Maybe P & T Could Shrink It
The Wilshire Theatre in Beverly Hills will house the new Broadway/L.A. play series, announced last week. Such a large space might work fine for the middle show on the list, Penn & Teller--who customarily play theaters of that size. But are the other two productions, “The Last Night of Ballyhoo” and “Picasso at the Lapin Agile”--both of them less presentational than Penn & Teller--too intimate for the Wilshire?
The show’s producers and the Nederlander Organization--which operates Broadway/L.A.--have foreseen that possibility. Of the Wilshire’s 1,900 seats, around 600 in the balcony will be blocked off by a curtain and won’t be used for the productions on the play series, said Martin Wiviott, Broadway/L.A. general manager.
Yet even at 1,300 seats, the Wilshire will still be more than twice as big as the Helen Hayes Theatre, where “Ballyhoo” is playing in New York, or L.A.’s Geffen Playhouse, where “Picasso” enjoyed a long 1994-95 run in the venue’s incarnation as the Westwood Playhouse.

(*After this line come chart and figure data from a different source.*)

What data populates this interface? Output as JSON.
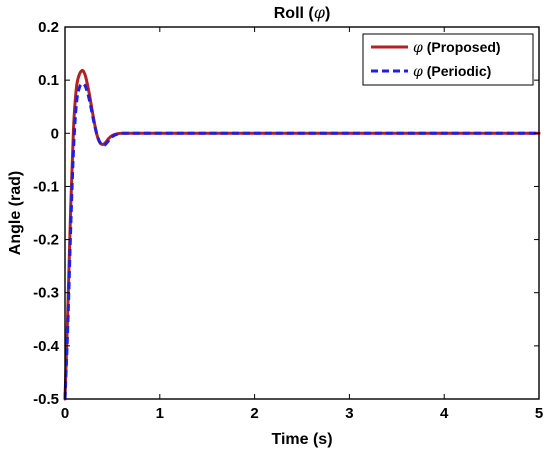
{
  "chart_data": {
    "type": "line",
    "title_prefix": "Roll (",
    "title_symbol": "φ",
    "title_suffix": ")",
    "xlabel": "Time (s)",
    "ylabel": "Angle (rad)",
    "xlim": [
      0,
      5
    ],
    "ylim": [
      -0.5,
      0.2
    ],
    "xticks": [
      0,
      1,
      2,
      3,
      4,
      5
    ],
    "yticks": [
      -0.5,
      -0.4,
      -0.3,
      -0.2,
      -0.1,
      0,
      0.1,
      0.2
    ],
    "xtick_labels": [
      "0",
      "1",
      "2",
      "3",
      "4",
      "5"
    ],
    "ytick_labels": [
      "-0.5",
      "-0.4",
      "-0.3",
      "-0.2",
      "-0.1",
      "0",
      "0.1",
      "0.2"
    ],
    "grid": false,
    "legend_position": "top-right",
    "series": [
      {
        "symbol": "φ",
        "name": "(Proposed)",
        "color": "#b22222",
        "style": "solid",
        "x": [
          0,
          0.03,
          0.06,
          0.09,
          0.12,
          0.15,
          0.18,
          0.2,
          0.22,
          0.25,
          0.28,
          0.31,
          0.34,
          0.37,
          0.4,
          0.43,
          0.46,
          0.5,
          0.55,
          0.6,
          0.7,
          0.8,
          1,
          2,
          3,
          4,
          5
        ],
        "y": [
          -0.5,
          -0.33,
          -0.14,
          0.01,
          0.085,
          0.11,
          0.118,
          0.115,
          0.105,
          0.08,
          0.05,
          0.02,
          -0.005,
          -0.018,
          -0.021,
          -0.017,
          -0.01,
          -0.004,
          -0.001,
          0,
          0,
          0,
          0,
          0,
          0,
          0,
          0
        ]
      },
      {
        "symbol": "φ",
        "name": "(Periodic)",
        "color": "#1f1fe0",
        "style": "dashed",
        "x": [
          0,
          0.03,
          0.06,
          0.09,
          0.12,
          0.15,
          0.18,
          0.21,
          0.24,
          0.27,
          0.3,
          0.33,
          0.36,
          0.39,
          0.42,
          0.45,
          0.48,
          0.52,
          0.57,
          0.62,
          0.7,
          0.8,
          1,
          2,
          3,
          4,
          5
        ],
        "y": [
          -0.5,
          -0.36,
          -0.18,
          -0.03,
          0.055,
          0.085,
          0.093,
          0.09,
          0.075,
          0.052,
          0.025,
          0.002,
          -0.014,
          -0.022,
          -0.022,
          -0.016,
          -0.009,
          -0.004,
          -0.001,
          0,
          0,
          0,
          0,
          0,
          0,
          0,
          0
        ]
      }
    ]
  }
}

At 597 seats, the Helen Hayes is Broadway’s smallest theater, and the Geffen capacity is just under 500.
The Nederlander Organization leases the 800-seat Henry Fonda Theatre, across the street from its headquarters at the Pantages Theatre in Hollywood, and that’s where Nederlander presented “Ballyhoo” author Alfred Uhry’s “Driving Miss Daisy” in 1989. But playing the Fonda would require longer runs--and therefore greater costs, Wiviott said: “You can amortize your costs faster” in a larger theater.

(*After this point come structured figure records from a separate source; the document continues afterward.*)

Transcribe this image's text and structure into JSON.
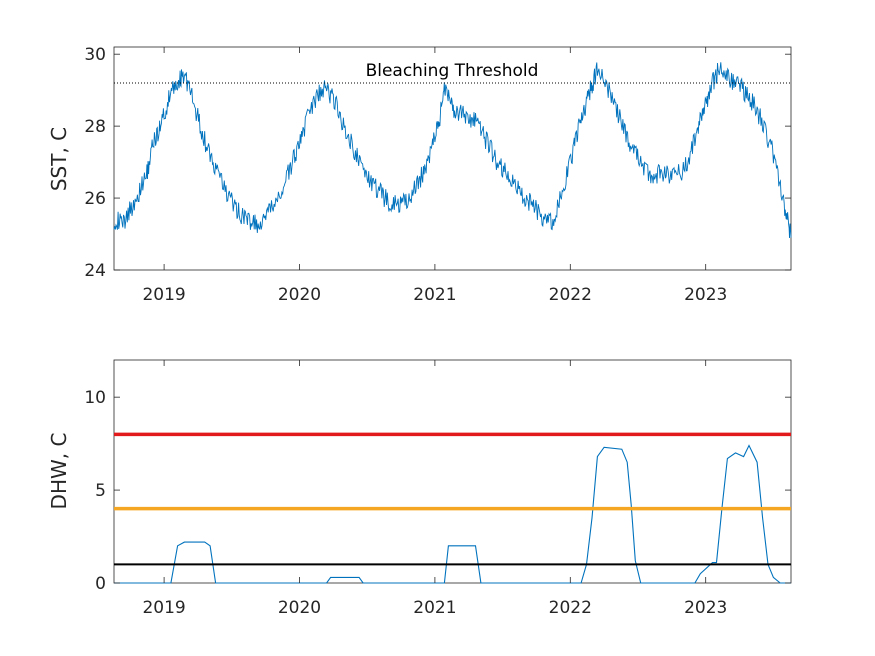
{
  "chart_data": [
    {
      "type": "line",
      "title": "",
      "xlabel": "",
      "ylabel": "SST, C",
      "xlim": [
        2018.63,
        2023.63
      ],
      "ylim": [
        24,
        30.2
      ],
      "x_ticks": [
        2019,
        2020,
        2021,
        2022,
        2023
      ],
      "x_tick_labels": [
        "2019",
        "2020",
        "2021",
        "2022",
        "2023"
      ],
      "y_ticks": [
        24,
        26,
        28,
        30
      ],
      "y_tick_labels": [
        "24",
        "26",
        "28",
        "30"
      ],
      "grid": false,
      "legend": "none",
      "series": [
        {
          "color": "#0072bd",
          "x": [
            2018.63,
            2018.7,
            2018.78,
            2018.86,
            2018.92,
            2018.98,
            2019.05,
            2019.1,
            2019.15,
            2019.22,
            2019.3,
            2019.38,
            2019.47,
            2019.55,
            2019.62,
            2019.7,
            2019.78,
            2019.87,
            2019.95,
            2020.02,
            2020.1,
            2020.18,
            2020.25,
            2020.33,
            2020.42,
            2020.5,
            2020.58,
            2020.66,
            2020.74,
            2020.82,
            2020.9,
            2020.97,
            2021.03,
            2021.08,
            2021.14,
            2021.22,
            2021.3,
            2021.38,
            2021.46,
            2021.54,
            2021.62,
            2021.7,
            2021.78,
            2021.86,
            2021.94,
            2022.02,
            2022.08,
            2022.14,
            2022.2,
            2022.28,
            2022.36,
            2022.44,
            2022.52,
            2022.6,
            2022.68,
            2022.76,
            2022.84,
            2022.92,
            2022.98,
            2023.04,
            2023.1,
            2023.18,
            2023.26,
            2023.34,
            2023.42,
            2023.5,
            2023.58,
            2023.63
          ],
          "y": [
            25.4,
            25.3,
            25.9,
            26.5,
            27.5,
            28.1,
            28.9,
            29.2,
            29.5,
            28.6,
            27.6,
            26.8,
            26.1,
            25.6,
            25.4,
            25.2,
            25.6,
            26.2,
            27.0,
            27.8,
            28.6,
            29.1,
            28.8,
            28.0,
            27.2,
            26.6,
            26.2,
            25.9,
            25.8,
            26.0,
            26.6,
            27.3,
            28.1,
            29.2,
            28.4,
            28.3,
            28.1,
            27.6,
            27.0,
            26.6,
            26.2,
            25.9,
            25.5,
            25.3,
            26.1,
            27.3,
            28.2,
            28.9,
            29.6,
            29.0,
            28.3,
            27.5,
            27.0,
            26.6,
            26.7,
            26.6,
            26.8,
            27.6,
            28.4,
            29.1,
            29.6,
            29.3,
            29.1,
            28.7,
            28.1,
            27.2,
            25.8,
            24.9
          ]
        }
      ],
      "reference_lines": [
        {
          "y": 29.2,
          "style": "dotted",
          "color": "#000000",
          "label": "Bleaching Threshold"
        }
      ]
    },
    {
      "type": "line",
      "title": "",
      "xlabel": "",
      "ylabel": "DHW, C",
      "xlim": [
        2018.63,
        2023.63
      ],
      "ylim": [
        0,
        12
      ],
      "x_ticks": [
        2019,
        2020,
        2021,
        2022,
        2023
      ],
      "x_tick_labels": [
        "2019",
        "2020",
        "2021",
        "2022",
        "2023"
      ],
      "y_ticks": [
        0,
        5,
        10
      ],
      "y_tick_labels": [
        "0",
        "5",
        "10"
      ],
      "grid": false,
      "legend": "none",
      "series": [
        {
          "color": "#0072bd",
          "x": [
            2018.63,
            2019.05,
            2019.1,
            2019.15,
            2019.3,
            2019.34,
            2019.38,
            2020.2,
            2020.23,
            2020.44,
            2020.47,
            2021.07,
            2021.1,
            2021.3,
            2021.34,
            2022.08,
            2022.12,
            2022.16,
            2022.2,
            2022.25,
            2022.38,
            2022.42,
            2022.45,
            2022.48,
            2022.52,
            2022.92,
            2022.96,
            2023.05,
            2023.08,
            2023.12,
            2023.16,
            2023.22,
            2023.28,
            2023.32,
            2023.38,
            2023.42,
            2023.46,
            2023.5,
            2023.55,
            2023.63
          ],
          "y": [
            0,
            0,
            2.0,
            2.2,
            2.2,
            2.0,
            0,
            0,
            0.3,
            0.3,
            0,
            0,
            2.0,
            2.0,
            0,
            0,
            1.0,
            3.5,
            6.8,
            7.3,
            7.2,
            6.5,
            4.2,
            1.2,
            0,
            0,
            0.5,
            1.1,
            1.1,
            4.0,
            6.7,
            7.0,
            6.8,
            7.4,
            6.5,
            3.5,
            1.0,
            0.3,
            0,
            0
          ]
        }
      ],
      "reference_lines": [
        {
          "y": 8,
          "color": "#e31a1c"
        },
        {
          "y": 4,
          "color": "#f5a623"
        },
        {
          "y": 1,
          "color": "#000000"
        }
      ]
    }
  ]
}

Besides, said “Ballyhoo” co-producer Jane Harmon, the seven-actor “Ballyhoo” is a bigger play than the three-actor “Daisy,” in set as well as cast. The only reason it’s at the Helen Hayes is because “that was the only available [Broadway] house in February, and we wanted to open then in order to beat the pack before the spring.” It will play theaters that are even larger than the cut-back Wilshire elsewhere on its tour.
The Mark Taper Forum and the Geffen Playhouse are often interested in New York nonmusical hits, but Harmon said the Geffen is too small and anyway, the “Ballyhoo” producers didn’t want their play locked into a subscription slot: “Better to sell out for two weeks than wear out your welcome.”

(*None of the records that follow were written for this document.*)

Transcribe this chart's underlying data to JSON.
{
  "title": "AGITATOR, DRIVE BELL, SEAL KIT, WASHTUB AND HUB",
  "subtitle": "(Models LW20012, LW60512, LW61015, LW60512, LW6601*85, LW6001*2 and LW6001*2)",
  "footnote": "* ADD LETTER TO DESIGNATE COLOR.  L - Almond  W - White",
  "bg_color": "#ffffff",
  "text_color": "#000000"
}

Taper artistic director Gordon Davidson said he would have been interested in “Ballyhoo” if he were still programming the 1,000-seat Doolittle Theatre, where he presented the Ahmanson series for six seasons. However, he considers the reconfigured Ahmanson--with a bottom capacity of 1,400--too big.
The big question about “Picasso,” which will open the series in January, may be whether it didn’t already use up its audience at the Westwood--only a few miles from the Wilshire. It sold more than 120,000 tickets to 333 performances. But Wiviott noted that it did “a lot of repeat business” there and that this version will feature a different cast--including Mark Nelson and Paul Provenza. “How do you get people to go back 12 times to ‘The Sound of Music’?” he asked. “You hire different people for it.”
Wiviott thinks the Wilshire is the “perfect theater in the perfect location” for these plays. This will be the first time nonmusical plays have been offered in a Nederlander subscription series since 1991. Wiviott, who left Nederlander in 1993 to work at the Alex Theatre but stayed there only one year, said “there wasn’t a team in place that had the resources to aggressively market a play series” until he returned last year.
Meanwhile, don’t worry about the Fonda going relatively unused, he added. The Fonda “will get something else, which you’ll hear about later.” This mysterious “something else” will probably occur even before the scheduled opening of the Red Line subway extension to Hollywood late next year. And after the subway opens and starts spewing out riders practically at the doorsteps of the Pantages and Fonda, he predicted that “everything will start to blossom again” in the long-depressed Hollywood theater district.